Do: Include 3-5 diverse few-shot examples in the NER prompt covering different geographic regions, admin levels (city/district/province/country), and edge cases (demonyms, organization names)
Do: Use document-level context (all extracted toponyms, metadata country codes, humanitarian sector) as input to the geocoding agent — a toponym like "Victoria" resolves differently in an East Africa report vs. a Canada report
Do: Apply dynamic programming alignment rather than greedy string matching when recovering JSON-mode toponym positions in the source text — greedy matching fails when the same name appears multiple times
Do: Chunk Markdown-format prompts at 200-500 characters to ensure the LLM reproduces text verbatim; use larger chunks (1000-2000) only for JSON-format extraction
Avoid: Defaulting to "largest population" disambiguation — this is the primary source of geographic bias against low-income regions. Always use contextual signals
Avoid: Treating demonyms and adjective forms as literal locations. "Afghan refugees in Pakistan" contains one literal toponym (Pakistan), not two
Avoid: Processing entire documents in a single LLM call — long texts cause both NER recall drops and Markdown reproduction errors

Error Handling

Problem	Cause	Fix
Toponym not found in GeoNames	Misspelling, local name, or very small settlement	Retry with fuzzy matching; try alternate transliterations; fall back to parent admin region
Wrong country resolution	Ambiguous toponym without enough context	Inject country-code constraint from document metadata or co-occurring toponyms
NER returns organization names	Prompt did not sufficiently exclude embedded names	Add explicit negative examples to the few-shot prompt (e.g., "African Development Bank" -> no extraction)
Markdown mode corrupts text	Chunk too large for faithful reproduction	Reduce chunk size to 200-300 characters; switch to JSON mode for long documents
Duplicate toponyms with different coordinates	Same name at different admin levels (city vs. province)	Use admin-level hierarchy from context; keep both if genuinely distinct references
Geocoding agent loops	Too many candidates, no clear winner	Set max iterations (5-7); fall back to highest-population candidate with low-confidence flag

Limitations

Language coverage: The framework is validated on English humanitarian texts.
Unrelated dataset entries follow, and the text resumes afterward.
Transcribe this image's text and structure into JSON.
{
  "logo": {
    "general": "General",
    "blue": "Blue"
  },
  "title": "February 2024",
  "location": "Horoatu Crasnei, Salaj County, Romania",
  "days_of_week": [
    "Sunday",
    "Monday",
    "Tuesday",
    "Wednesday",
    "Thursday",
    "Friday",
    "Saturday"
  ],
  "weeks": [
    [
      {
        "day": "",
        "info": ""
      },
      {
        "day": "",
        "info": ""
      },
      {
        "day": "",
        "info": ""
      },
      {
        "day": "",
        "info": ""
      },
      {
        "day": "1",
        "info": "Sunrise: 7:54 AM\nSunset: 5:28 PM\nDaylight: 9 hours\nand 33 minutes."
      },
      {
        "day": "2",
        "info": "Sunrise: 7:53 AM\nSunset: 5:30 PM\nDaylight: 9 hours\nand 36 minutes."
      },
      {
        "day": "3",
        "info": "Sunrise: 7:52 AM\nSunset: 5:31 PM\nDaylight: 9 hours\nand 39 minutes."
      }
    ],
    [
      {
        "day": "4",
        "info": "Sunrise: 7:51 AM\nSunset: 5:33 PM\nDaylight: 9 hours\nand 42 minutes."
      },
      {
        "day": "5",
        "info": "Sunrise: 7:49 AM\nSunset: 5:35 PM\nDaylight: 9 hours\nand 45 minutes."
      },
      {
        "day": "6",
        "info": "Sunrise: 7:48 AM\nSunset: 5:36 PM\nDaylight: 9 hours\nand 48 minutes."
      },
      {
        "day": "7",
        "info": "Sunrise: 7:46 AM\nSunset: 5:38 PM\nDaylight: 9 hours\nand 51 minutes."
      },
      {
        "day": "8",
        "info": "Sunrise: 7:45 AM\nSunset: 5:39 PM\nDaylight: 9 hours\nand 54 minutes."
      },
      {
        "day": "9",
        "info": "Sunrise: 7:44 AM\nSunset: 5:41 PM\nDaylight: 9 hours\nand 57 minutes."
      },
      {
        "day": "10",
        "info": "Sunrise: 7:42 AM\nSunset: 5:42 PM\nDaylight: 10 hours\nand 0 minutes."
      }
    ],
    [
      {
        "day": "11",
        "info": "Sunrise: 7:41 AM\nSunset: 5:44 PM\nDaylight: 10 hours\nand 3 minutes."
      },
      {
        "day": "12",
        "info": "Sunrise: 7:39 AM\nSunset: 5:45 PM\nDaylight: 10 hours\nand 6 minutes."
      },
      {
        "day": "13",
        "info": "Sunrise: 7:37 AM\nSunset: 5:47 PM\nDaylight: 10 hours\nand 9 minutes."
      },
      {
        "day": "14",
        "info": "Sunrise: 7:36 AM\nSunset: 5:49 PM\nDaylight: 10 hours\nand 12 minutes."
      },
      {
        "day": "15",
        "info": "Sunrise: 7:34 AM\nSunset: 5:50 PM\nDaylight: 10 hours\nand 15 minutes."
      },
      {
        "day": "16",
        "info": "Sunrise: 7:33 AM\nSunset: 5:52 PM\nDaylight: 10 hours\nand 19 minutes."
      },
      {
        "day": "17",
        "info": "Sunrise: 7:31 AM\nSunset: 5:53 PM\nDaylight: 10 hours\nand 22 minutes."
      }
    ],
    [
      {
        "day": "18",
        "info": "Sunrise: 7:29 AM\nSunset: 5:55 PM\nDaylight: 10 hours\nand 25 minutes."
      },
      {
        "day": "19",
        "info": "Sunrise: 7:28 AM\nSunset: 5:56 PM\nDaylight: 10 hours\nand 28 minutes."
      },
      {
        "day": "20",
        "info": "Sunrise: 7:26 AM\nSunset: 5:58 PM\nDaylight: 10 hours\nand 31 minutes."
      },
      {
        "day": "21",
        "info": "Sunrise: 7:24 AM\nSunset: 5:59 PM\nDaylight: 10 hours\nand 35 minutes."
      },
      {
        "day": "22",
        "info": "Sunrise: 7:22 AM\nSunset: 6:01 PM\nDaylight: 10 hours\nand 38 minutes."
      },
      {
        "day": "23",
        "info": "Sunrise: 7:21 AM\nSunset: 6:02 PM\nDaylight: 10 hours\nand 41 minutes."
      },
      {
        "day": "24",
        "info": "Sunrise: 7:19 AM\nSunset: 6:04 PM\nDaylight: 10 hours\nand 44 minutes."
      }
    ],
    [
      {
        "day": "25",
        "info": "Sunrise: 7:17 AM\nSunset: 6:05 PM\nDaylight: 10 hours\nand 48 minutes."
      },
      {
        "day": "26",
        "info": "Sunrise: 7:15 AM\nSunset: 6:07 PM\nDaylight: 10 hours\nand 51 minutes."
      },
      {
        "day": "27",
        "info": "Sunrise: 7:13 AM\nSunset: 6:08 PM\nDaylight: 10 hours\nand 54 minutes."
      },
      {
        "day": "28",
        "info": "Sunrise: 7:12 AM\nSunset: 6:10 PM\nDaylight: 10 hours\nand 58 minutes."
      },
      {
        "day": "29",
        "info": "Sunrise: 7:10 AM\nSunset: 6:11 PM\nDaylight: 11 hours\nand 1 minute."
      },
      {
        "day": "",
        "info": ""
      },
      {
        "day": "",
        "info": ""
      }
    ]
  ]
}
Performance on French, Spanish, Arabic, or multilingual documents is uncharacterized and likely lower for the NER step.
GeoNames dependency: Geocoding quality is bounded by GeoNames coverage. Very small settlements, informal place names, and refugee camp names may not appear in the database.
Latency: The two-step pipeline with agent-based geocoding is substantially slower than rule-based systems like spaCy + Nominatim. Not suitable for real-time streaming ingestion without caching and parallelization.
Few-shot sensitivity: NER performance depends on example selection. Poorly chosen examples degrade recall for underrepresented regions — the exact bias the method aims to fix.
Cost at scale: Processing thousands of documents with LLM API calls for both NER and geocoding is expensive. Consider fine-tuned spaCy models for high-volume steady-state use, reserving the LLM pipeline for new domains or fairness-critical applications.
Associative vs. literal boundary: Some mentions are genuinely ambiguous (e.g., "Geneva-based" — is Geneva a relevant location or just an HQ reference?). The framework flags these but cannot always resolve the ambiguity without human review.

Reference

Cafferata, G., Demarco, T., Kalimeri, K., Mejova, Y., & Beiró, M. G. (2026). Large Language Models for Geolocation Extraction in Humanitarian Crisis Response. arXiv:2602.08872v1. https://arxiv.org/abs/2602.08872v1

Key sections to consult: Section 3 for the two-step framework architecture, Section 4 for the agent-based geocoding tool design, and Section 5 for fairness evaluation methodology across geographic and socioeconomic strata.